Na esfera das novas profissões, Manoela vê um mercado mais fluído, onde as novas profissões integrarão conhecimentos de diferentes áreas para solucionar problemas mais complexos. O especialista em carreira Rafael Souto concorda.
— Não temos mais que falar em profissões ou atividades estanques numa caixinha, mas em fluidez e potencial de contribuição. As habilidades mais poderosas no futuro, as powers skills, não estarão ligadas ao conhecimento técnico, mas à capacidade do indivíduo de aprender, se adaptar, ler cenários e ter esta possibilidade de circular mais dentro da organização. Ou seja, a carreira no futuro será menos linear, com organograma clássico, e mais funcionando como nuvem. Onde estamos num projeto, num squad, num hub contribuindo para uma demanda importante do negócio e algo que faça sentido para a própria carreira — resume Souto.
Em seu Guia Salarial 2022, a Robert Half, uma das maiores consultorias de recrutamento especializado no mundo, mapeou as principais carreiras do futuro e que já são tendência no presente nas áreas de Tecnologia, Engenharia, Recursos Humanos e Vendas e Marketing.
Segundo o gerente da Robert Half, Alexandre Mendonça, a pandemia acelerou a transformação das profissões no mercado e nas contratações.
Algumas profissões que eram previstas mais à frente, destaca Mendonça, foram antecipadas por necessidades das empresas, como o especialista em Machine Learning, profissional que tem como função desenvolver cálculos, simular cenários de decisão e avaliar periodicamente os resultados gerados por esses sistemas. Outras profissões se tornaram ainda mais importantes, acrescenta o gerente, como engenheiro de inovação e engenheiro de dados, que eram funções muito específicas para determinados projetos e que começaram a ser buscadas de forma geral.
— Hoje, as empresas têm um tripé muito forte: pessoas, processos e tecnologia. E os profissionais que precisam menos de gestão estão sendo os mais buscados. Não cabe mais o profissional que precisa ser demandado. A procura é pelo profissional pró-ativo e propositivo até porque a tendência é ir para um sistema híbrido. Por isso, profissionais mais autônomos e com autogestão mais forte são os mais demandados no mercado.

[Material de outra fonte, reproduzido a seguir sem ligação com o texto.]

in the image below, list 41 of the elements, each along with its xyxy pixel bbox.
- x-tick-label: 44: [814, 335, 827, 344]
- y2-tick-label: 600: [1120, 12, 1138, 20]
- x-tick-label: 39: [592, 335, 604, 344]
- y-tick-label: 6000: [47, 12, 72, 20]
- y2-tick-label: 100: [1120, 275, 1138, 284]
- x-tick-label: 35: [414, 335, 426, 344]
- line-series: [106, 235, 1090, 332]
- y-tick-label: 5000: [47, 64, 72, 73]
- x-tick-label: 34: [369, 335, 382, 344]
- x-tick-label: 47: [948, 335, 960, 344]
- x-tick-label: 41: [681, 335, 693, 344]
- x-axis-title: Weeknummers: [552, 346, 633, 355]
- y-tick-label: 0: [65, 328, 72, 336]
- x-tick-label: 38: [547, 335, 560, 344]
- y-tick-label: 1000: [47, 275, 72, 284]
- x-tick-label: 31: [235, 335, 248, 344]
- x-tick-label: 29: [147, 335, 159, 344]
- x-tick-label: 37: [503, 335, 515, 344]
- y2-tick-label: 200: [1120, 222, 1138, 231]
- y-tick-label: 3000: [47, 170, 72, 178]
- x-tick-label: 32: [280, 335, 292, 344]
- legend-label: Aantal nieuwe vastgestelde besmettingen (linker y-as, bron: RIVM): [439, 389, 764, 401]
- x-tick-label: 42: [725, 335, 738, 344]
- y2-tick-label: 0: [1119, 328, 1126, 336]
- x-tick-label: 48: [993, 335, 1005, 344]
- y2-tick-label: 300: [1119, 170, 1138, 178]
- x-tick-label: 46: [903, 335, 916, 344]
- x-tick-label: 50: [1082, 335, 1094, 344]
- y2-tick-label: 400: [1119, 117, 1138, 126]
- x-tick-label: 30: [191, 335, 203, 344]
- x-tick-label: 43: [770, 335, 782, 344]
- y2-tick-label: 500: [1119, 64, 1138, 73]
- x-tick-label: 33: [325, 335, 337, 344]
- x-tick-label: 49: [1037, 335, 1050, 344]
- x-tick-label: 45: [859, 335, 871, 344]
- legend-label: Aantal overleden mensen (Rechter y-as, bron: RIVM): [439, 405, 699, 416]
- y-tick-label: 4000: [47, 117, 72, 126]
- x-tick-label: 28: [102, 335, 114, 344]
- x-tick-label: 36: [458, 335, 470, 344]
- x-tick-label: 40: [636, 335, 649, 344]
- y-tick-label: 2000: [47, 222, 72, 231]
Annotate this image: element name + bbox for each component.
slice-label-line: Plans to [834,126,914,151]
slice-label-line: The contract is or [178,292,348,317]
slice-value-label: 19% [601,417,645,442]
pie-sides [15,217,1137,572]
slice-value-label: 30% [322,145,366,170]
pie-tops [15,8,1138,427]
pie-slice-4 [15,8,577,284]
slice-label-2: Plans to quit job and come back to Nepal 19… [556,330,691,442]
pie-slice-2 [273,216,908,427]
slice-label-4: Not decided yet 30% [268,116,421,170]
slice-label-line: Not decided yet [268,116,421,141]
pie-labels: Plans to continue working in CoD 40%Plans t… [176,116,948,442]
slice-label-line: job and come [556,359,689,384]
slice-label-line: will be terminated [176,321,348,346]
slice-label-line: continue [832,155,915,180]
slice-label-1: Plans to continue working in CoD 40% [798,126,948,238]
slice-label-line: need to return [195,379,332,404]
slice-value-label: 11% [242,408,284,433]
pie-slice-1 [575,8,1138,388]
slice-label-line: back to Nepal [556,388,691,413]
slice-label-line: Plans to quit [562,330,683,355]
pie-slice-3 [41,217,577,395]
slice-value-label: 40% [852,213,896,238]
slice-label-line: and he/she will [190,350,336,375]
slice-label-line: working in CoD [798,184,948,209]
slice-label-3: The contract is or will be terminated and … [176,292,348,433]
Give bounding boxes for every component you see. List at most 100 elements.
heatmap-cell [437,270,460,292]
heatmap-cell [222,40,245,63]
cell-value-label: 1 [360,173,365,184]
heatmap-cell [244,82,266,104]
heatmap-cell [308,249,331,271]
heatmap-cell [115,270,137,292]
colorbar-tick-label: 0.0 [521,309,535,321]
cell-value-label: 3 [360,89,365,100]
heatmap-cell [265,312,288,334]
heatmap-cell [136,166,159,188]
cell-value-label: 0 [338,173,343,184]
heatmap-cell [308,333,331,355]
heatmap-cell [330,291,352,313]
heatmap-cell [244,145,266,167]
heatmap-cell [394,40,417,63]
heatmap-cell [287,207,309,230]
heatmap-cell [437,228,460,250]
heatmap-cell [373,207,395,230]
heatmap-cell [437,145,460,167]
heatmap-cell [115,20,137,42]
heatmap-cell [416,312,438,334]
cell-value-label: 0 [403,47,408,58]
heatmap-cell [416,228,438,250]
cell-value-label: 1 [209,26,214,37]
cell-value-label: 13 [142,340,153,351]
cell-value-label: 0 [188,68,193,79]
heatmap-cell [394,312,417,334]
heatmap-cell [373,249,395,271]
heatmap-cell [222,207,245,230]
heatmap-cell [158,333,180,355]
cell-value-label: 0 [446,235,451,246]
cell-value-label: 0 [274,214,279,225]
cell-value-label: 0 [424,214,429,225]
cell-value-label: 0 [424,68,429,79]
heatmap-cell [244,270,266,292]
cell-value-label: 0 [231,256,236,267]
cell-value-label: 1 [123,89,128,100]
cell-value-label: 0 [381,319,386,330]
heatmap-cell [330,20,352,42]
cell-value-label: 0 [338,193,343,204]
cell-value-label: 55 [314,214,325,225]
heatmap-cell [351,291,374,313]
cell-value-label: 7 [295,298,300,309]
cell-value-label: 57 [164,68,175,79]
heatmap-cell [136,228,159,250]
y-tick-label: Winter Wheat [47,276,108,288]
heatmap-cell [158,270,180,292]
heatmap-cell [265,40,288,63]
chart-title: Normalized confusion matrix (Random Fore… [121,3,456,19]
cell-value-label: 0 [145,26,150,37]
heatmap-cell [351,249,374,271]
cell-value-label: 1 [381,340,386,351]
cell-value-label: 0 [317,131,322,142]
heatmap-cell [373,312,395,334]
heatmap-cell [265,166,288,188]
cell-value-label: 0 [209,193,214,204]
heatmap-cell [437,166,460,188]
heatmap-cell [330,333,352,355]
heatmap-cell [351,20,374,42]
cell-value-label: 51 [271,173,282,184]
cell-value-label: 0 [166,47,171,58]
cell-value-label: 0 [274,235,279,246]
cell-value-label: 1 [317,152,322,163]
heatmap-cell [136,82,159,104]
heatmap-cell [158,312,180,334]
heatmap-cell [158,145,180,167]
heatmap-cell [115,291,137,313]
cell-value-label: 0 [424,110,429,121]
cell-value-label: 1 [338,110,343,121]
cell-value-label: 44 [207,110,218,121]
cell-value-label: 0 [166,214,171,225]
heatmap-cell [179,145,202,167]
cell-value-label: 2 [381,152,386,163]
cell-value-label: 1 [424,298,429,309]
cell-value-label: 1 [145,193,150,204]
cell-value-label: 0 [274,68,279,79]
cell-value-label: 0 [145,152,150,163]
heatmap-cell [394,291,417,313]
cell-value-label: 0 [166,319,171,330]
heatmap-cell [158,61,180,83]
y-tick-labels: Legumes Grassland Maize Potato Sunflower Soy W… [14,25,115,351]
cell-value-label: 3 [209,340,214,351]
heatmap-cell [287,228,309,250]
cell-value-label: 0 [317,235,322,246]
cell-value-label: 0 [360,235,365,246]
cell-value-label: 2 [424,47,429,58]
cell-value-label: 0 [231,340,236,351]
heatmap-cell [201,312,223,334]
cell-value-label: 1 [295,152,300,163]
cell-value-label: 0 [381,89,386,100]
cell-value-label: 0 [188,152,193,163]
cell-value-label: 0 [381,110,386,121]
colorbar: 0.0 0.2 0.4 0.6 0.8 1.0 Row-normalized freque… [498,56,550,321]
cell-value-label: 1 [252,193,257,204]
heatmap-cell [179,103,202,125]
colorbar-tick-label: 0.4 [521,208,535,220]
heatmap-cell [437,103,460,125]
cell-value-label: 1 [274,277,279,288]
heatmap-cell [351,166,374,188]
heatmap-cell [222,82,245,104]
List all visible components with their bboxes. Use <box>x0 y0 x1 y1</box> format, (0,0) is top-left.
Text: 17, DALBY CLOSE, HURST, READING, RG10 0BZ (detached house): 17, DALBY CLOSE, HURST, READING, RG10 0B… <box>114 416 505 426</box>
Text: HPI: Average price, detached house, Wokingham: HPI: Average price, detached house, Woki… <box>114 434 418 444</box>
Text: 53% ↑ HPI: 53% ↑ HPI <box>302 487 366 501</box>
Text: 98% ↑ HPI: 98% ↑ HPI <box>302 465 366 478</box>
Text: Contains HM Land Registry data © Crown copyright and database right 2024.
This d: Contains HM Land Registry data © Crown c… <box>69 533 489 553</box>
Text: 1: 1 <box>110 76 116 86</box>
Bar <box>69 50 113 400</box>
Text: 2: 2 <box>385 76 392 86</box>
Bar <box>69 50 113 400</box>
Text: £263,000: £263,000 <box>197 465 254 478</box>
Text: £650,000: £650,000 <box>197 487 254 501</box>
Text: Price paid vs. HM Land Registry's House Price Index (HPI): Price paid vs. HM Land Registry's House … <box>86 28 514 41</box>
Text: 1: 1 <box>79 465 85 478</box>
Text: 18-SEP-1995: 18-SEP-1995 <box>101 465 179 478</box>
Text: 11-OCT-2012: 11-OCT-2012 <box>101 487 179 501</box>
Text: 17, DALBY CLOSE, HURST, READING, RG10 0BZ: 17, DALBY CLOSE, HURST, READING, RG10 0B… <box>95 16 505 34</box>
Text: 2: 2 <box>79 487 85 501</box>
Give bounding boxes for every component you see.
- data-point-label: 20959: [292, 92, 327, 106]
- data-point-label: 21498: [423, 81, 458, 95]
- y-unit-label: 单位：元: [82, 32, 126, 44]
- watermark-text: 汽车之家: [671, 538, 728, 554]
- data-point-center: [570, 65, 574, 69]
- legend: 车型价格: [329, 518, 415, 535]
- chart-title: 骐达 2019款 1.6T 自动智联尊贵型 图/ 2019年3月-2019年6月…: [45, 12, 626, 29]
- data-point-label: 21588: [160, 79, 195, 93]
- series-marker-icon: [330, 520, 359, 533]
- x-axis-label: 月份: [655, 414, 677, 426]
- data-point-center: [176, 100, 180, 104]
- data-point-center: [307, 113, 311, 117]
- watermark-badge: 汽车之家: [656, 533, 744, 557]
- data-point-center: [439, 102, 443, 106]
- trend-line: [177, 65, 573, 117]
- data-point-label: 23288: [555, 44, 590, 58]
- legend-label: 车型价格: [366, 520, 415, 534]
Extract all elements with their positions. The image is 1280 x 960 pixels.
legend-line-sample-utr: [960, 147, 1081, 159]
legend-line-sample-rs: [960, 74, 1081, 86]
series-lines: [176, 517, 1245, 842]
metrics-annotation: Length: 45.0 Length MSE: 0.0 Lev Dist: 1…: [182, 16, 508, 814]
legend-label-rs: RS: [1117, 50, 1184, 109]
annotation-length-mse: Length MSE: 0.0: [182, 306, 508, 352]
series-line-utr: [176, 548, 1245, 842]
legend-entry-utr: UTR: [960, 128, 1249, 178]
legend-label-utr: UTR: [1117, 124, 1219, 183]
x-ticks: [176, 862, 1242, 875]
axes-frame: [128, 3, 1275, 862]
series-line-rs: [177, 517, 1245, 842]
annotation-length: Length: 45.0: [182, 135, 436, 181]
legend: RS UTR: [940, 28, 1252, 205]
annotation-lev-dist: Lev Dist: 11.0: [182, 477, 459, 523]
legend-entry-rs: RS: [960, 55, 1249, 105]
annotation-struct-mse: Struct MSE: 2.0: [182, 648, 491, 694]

Mendonça completa dizendo que cada profissão continuará tendo suas particularidades, mas saber inglês fluente e ter habilidades tecnológicas farão a diferença na hora da contratação. Além disso, ele alerta para uma tendência que já está se tornando comum nas seleções das maiores empresas:
— Estamos num momento importante onde está se falando mais sobre diversidade e inclusão. Por isso, as skills (habilidades) que estão mais importando são a qualidade do profissional na hora da entrega e a relação que ele tem com a cultura e os valores da empresa.
O arquiteto de soluções Daniel Chassot Mentz, 44 anos, de Porto Alegre, não chegou a concluir a faculdade de análise de sistemas, no começo da carreira. Mas isso não significou uma estagnação na profissão. Para se manter atualizado na área da tecnologia da informação, Mentz participa anualmente de cinco a 10 cursos especializados e de duas a cinco certificações (realizadas com testes). Ou seja, jamais parou de estudar.
— A TI é muito dinâmica. Na área de tecnologia, tudo muda a cada semana. Tem que estar sempre se atualizando. A sopa de letrinhas não acaba. Gosto de desafios e eles são diários nesta área — revela.
Mentz iniciou como analista de pré-vendas, uma função menos ampla e com entrega mais restrita, sem imaginar que chegaria a uma das profissões apontadas como tendência. Por atuar numa empresa de tecnologia, precisou buscar as certificações repassadas por grandes fabricantes, como Microsoft, Dell e outras. Com o tempo, passou a desenhar projetos mais complexos voltados também à segurança da informação.
Para Mentz, que hoje atua em home office 95% do tempo de trabalho, o bom profissional é aquele que tem interesse em evoluir, em aprender e ensinar diariamente, trocando experiência com os colegas.